Mr Souter and the clever chaps around at UBS could no doubt find some ingenious way of keeping Stagecoach's financial exposure off balance sheet. But is the company's star riding high enough for this kind of expansion, or indeed the growth through acquisition that Mr Souter still sees as possible.
Since the fiasco at South West Trains, when incidentally, this column called the top of the market for Stagecoach, the shares have gone nowhere. Indeed they have underperformed the market by close to 10 per cent as the realisation dawns that Mr Souter is mortal after all.
In these exuberant markets anything is possible, of course, and Stagecoach has ridden high on the wave of froth. But all the signs are that the business needs to concentrate on consolidation for the time being.
The regulatory environment can only get harsher - both for buses and trains - and, for all Stagecoach's talk of leading the investment revival of the rail industry, it will rely on a sceptical government agreeing to extend SWT's franchise for Mr Souter to part with more money for rolling stock.
Perhaps it is a sign of the times that, having made his pounds 36m by selling Porterbrook to Stagecoach, Sandy Anderson has now found better ways to spend his money and his time than running a rolling stock leasing company. Until recently, Stagecoach has proved a rollicking good ride for investors. The judgement they now have to make is whether to follow Mr Anderson's lead.
Members of the Treasury Select Committee asked Gordon Brown the same question in about twenty different ways yesterday. Should he not have used the Budget to clamp down on the impending consumer boom, limiting the need for interest rates to rise? The Chancellor gave the same answer twenty times. He would not relapse into fine-tuning, but rather would use Budgets to set a medium term framework.
What's more, Mr Brown said, he was already being very tough on the public finances. There was no way to put these on a sustainable footing without making difficult choices. Everybody always expected the Chancellor to make these kinds of statement in office - he said the same things repeatedly in opposition. But he has taken MPs and the City alike aback by walking his talk. In a variation on the classic technique used by teachers, he tells us he's going to be tough, he is tough, and he tells us he has been tough. We'd better believe him.

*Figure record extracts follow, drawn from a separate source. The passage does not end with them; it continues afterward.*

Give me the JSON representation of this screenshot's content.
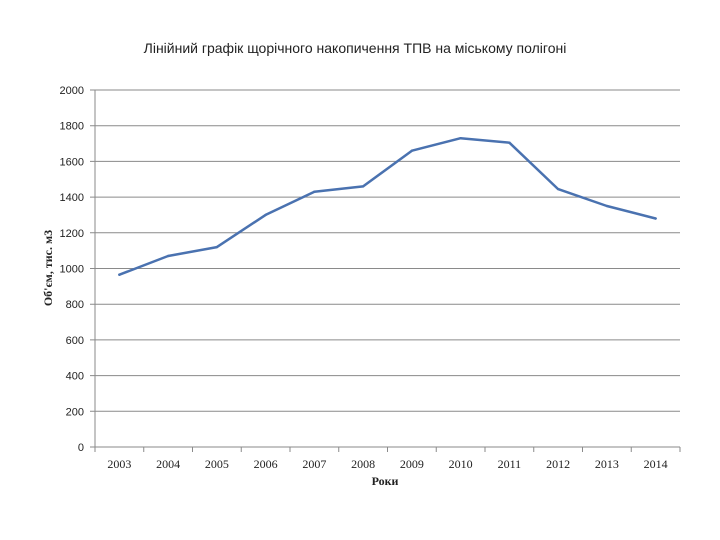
{
  "chart_data": {
    "type": "line",
    "title": "Лінійний графік щорічного накопичення ТПВ на міському полігоні",
    "xlabel": "Роки",
    "ylabel": "Об'єм, тис. м3",
    "categories": [
      "2003",
      "2004",
      "2005",
      "2006",
      "2007",
      "2008",
      "2009",
      "2010",
      "2011",
      "2012",
      "2013",
      "2014"
    ],
    "series": [
      {
        "name": "Об'єм",
        "color": "#4a72b0",
        "values": [
          965,
          1070,
          1120,
          1300,
          1430,
          1460,
          1660,
          1730,
          1705,
          1445,
          1350,
          1280
        ]
      }
    ],
    "ylim": [
      0,
      2000
    ],
    "yticks": [
      "0",
      "200",
      "400",
      "600",
      "800",
      "1000",
      "1200",
      "1400",
      "1600",
      "1800",
      "2000"
    ],
    "grid": true,
    "legend": "none"
  }
}
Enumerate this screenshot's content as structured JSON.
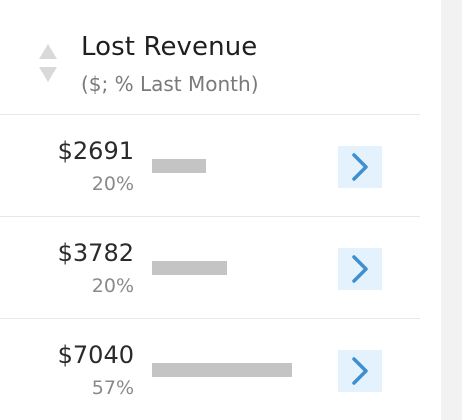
{
  "header": {
    "title": "Lost Revenue",
    "subtitle": "($; % Last Month)"
  },
  "colors": {
    "bar": "#c4c4c4",
    "button_bg": "#e3f2fc",
    "chevron": "#3d8fcf",
    "sort_arrows": "#d9d9d9"
  },
  "icons": {
    "sort": "sort-up-down-icon",
    "go": "chevron-right-icon"
  },
  "rows": [
    {
      "amount": "$2691",
      "percent": "20%",
      "value": 2691
    },
    {
      "amount": "$3782",
      "percent": "20%",
      "value": 3782
    },
    {
      "amount": "$7040",
      "percent": "57%",
      "value": 7040
    }
  ]
}
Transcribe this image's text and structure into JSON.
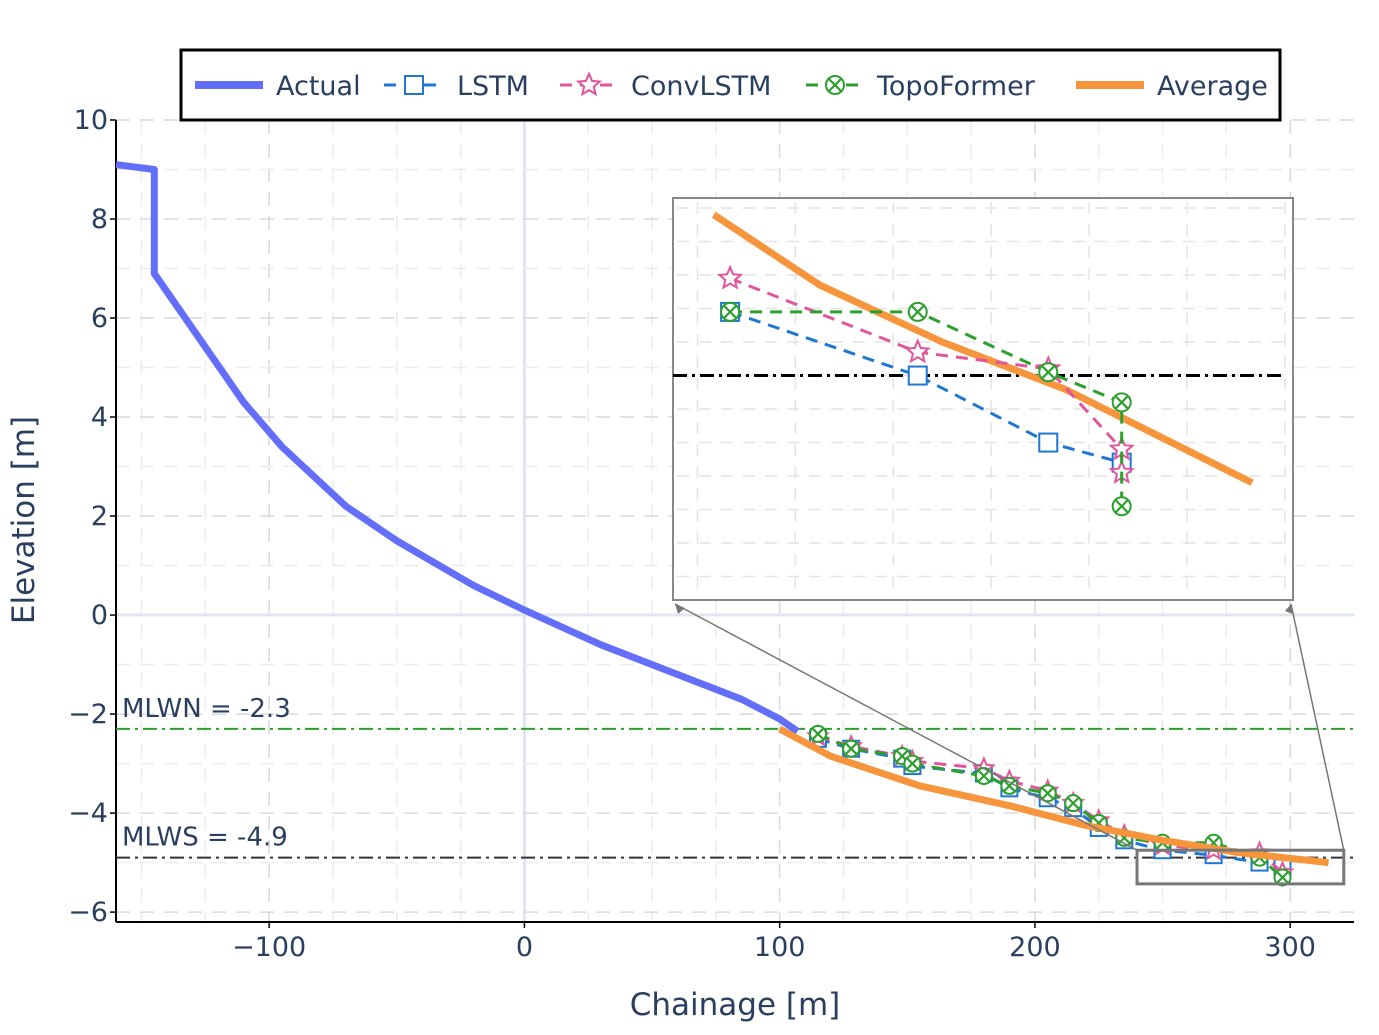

Yet many people have mixed feelings about authority figures to whom they have awarded the description "iron". The Iron Chancellor arouses apprehension as well as admiration amongst those who ought to be in agreement with his views. There is a great reluctance to accept any short-term pain whatever the long-term gain - hardly surprising given the history of phrases like "if it isn't hurting, it isn't working" in British economic policy.
Mr Brown's message is not so lacking in subtlety. He accepts that the strong pound is causing grief, but sees it as the penalty being paid for his predecessor's mistakes - chief of which was trying to manipulate the economic cycle in the short term for political advantage. We should be grateful the new Chancellor seems to be made of sterner stuff. But then with an overwhelming majority and the next election five years away, he can for the time being afford to be. Arguably, he should be sterner still.